Но Лариса не воспользовалась предложением Майского, возможно потому что в это время в очередной раз потеряла ребенка. Уже третий раз ее попытка стать матерью терпела неудачу. По словам врачей, сохранить беременность можно было, лишь соблюдая постельный режим. Но на такую жертву неугомонная женщина пойти не могла. С присущим ей темпераментом и убежденностью она обвиняла в выкидыше мужа. Раскольников всеми силами пытался загладить свою вину, хотя она, главным образом, заключалась в том, что он так и не смог заменить ей любимого поэта.
Несмотря на то, что супруги увлеченно и плодотворно занимались литературным творчеством, существование в Кабуле для Ларисы становилось все нестерпимее.
Возвращение в Россию
Желание вернуться на родину становилось непреодолимым. Лариса пыталась повлиять на Троцкого и убедить наркома вызвать их обратно в Россию. «Лучшие годы уходят — их тоже бывает жалко, особенно по вечерам, когда в сумерки муллы во всех ближних деревнях с визгливой самоуверенностью начинают призывать господа бога» — писала она. «Совсем не хочу жаловаться, в конце концов, и Феде надо было когда-нибудь передохнуть, вылезти из бумаг, заседаний и воспалений легких — но два года, два года в розах, в состоянии пассивного наслаждения мертвым миром — это из любого сделало бы мрачного пессимиста, мизантропа и самоубийцу.

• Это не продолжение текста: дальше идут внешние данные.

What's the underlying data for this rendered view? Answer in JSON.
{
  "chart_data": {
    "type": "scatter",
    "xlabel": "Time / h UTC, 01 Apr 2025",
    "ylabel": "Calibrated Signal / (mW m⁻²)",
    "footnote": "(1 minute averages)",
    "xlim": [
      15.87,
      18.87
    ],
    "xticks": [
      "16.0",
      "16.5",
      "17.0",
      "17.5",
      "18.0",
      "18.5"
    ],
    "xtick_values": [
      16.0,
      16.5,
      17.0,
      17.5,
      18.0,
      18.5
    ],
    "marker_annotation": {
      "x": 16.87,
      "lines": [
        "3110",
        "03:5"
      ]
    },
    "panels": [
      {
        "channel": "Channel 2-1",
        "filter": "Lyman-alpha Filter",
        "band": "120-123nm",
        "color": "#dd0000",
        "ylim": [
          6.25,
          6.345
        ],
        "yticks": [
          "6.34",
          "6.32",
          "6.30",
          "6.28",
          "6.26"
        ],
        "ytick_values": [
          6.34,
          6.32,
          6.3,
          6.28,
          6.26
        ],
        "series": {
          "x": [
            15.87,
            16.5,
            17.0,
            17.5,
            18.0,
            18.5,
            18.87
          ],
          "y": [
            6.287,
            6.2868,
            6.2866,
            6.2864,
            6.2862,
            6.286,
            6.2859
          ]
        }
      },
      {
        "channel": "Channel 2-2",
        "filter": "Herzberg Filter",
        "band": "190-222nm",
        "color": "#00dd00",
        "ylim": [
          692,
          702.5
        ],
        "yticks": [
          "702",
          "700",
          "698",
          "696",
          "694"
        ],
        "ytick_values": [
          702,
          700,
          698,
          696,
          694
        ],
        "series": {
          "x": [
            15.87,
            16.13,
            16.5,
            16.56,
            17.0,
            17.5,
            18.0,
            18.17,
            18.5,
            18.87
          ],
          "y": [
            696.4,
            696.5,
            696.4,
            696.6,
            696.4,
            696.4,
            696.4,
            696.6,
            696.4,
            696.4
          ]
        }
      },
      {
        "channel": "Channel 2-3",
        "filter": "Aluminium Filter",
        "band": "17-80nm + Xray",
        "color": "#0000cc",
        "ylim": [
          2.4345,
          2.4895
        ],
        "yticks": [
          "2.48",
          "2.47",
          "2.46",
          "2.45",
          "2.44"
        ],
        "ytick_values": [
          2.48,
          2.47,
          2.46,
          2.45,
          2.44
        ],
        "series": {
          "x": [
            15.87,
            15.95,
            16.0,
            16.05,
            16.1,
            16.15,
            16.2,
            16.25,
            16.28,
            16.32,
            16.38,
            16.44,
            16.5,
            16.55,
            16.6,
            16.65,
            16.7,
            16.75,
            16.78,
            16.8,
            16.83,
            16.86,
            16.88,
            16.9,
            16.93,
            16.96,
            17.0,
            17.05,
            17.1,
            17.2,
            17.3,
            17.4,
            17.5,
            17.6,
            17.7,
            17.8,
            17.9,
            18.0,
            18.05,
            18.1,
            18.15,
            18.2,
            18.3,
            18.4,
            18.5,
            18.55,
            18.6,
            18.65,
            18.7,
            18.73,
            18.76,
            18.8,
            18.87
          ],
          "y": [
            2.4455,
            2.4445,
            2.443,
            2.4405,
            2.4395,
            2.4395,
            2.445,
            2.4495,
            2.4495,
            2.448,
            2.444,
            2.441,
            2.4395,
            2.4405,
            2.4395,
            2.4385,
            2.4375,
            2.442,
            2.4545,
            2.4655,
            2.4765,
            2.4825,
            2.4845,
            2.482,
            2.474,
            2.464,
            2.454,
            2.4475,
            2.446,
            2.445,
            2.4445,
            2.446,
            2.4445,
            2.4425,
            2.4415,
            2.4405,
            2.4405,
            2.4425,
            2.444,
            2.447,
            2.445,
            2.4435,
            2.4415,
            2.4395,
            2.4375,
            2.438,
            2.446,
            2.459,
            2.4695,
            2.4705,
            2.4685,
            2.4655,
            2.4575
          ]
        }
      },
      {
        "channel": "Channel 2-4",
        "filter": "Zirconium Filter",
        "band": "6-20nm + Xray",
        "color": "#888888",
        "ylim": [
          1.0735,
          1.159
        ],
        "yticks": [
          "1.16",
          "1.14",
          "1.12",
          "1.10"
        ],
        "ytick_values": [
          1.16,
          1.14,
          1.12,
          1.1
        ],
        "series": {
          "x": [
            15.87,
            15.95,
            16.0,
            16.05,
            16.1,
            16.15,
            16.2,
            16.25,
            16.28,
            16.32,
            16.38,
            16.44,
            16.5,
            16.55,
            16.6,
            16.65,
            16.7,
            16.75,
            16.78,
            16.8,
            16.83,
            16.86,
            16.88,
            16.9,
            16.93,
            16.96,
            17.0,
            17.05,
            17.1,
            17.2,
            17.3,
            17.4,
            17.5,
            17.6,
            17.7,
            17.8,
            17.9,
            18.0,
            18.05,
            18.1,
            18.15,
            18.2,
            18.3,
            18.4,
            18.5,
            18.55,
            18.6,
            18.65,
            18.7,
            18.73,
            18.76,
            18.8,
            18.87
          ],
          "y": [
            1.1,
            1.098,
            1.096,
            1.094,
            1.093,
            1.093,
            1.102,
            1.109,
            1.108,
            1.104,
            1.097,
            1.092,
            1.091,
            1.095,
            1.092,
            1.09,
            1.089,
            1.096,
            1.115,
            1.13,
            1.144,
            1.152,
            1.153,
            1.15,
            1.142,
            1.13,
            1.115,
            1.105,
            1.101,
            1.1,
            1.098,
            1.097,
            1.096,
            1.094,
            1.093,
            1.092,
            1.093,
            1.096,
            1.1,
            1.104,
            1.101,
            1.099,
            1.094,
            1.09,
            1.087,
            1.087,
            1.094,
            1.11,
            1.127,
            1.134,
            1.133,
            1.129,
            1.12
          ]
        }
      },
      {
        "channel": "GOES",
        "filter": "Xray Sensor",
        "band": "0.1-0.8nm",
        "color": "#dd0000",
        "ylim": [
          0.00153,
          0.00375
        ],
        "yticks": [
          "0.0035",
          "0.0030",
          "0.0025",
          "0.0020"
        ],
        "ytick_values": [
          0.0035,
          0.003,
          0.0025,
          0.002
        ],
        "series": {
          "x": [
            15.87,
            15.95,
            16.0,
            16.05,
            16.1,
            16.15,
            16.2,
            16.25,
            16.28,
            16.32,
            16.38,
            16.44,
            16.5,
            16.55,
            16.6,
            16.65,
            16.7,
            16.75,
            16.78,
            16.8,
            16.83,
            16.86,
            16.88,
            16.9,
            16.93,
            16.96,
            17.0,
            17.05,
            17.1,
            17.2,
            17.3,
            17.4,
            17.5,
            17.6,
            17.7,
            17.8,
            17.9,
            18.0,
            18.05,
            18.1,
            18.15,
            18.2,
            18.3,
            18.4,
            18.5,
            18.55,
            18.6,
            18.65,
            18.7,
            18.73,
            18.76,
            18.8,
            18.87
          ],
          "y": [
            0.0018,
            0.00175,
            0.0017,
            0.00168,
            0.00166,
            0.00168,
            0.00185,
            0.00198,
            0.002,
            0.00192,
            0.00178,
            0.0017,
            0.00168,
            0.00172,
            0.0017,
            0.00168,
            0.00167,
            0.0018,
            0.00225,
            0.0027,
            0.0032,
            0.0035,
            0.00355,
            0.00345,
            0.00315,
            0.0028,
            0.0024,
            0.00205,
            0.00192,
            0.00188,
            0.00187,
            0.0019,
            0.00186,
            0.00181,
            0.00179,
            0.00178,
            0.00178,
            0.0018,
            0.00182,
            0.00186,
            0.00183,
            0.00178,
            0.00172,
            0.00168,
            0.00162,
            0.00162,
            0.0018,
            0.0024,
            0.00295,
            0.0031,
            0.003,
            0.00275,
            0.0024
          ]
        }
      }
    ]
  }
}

Итак, Лев Давыдович, итак, дорогой Лев Давыдович, если где-нибудь в Вашем присутствии будут говорить о «мятежной чете», если кто-нибудь станет утверждать, что в Кабуле Раскольникову чудно живется, что он совершенно счастлив под древом дипломатического добра и зла, с которого на его голову падают то кислые, то сладкие плоды, что он с успехом и удовольствием может просидеть в своем концентрационном Кабуле еще года два, вспоминая бурно проведенную молодость, укрепляя свое здоровье и отравляя мирные досуги своего собрата и партнера английского посла, если Вам придется услышать что-либо подобное — то, пожалуйста, выступите в нашу защиту, ибо и в розовом варенье можно скиснуть и потонуть, и о профсоюзах вспомнить с глубочайшей, хотя и несколько запоздалой нежностью, два года рассматривая вечный снег гор и пену цветущих садов из канареечной клетки… Ну, крепко, крепко жму Вашу руку. Л.».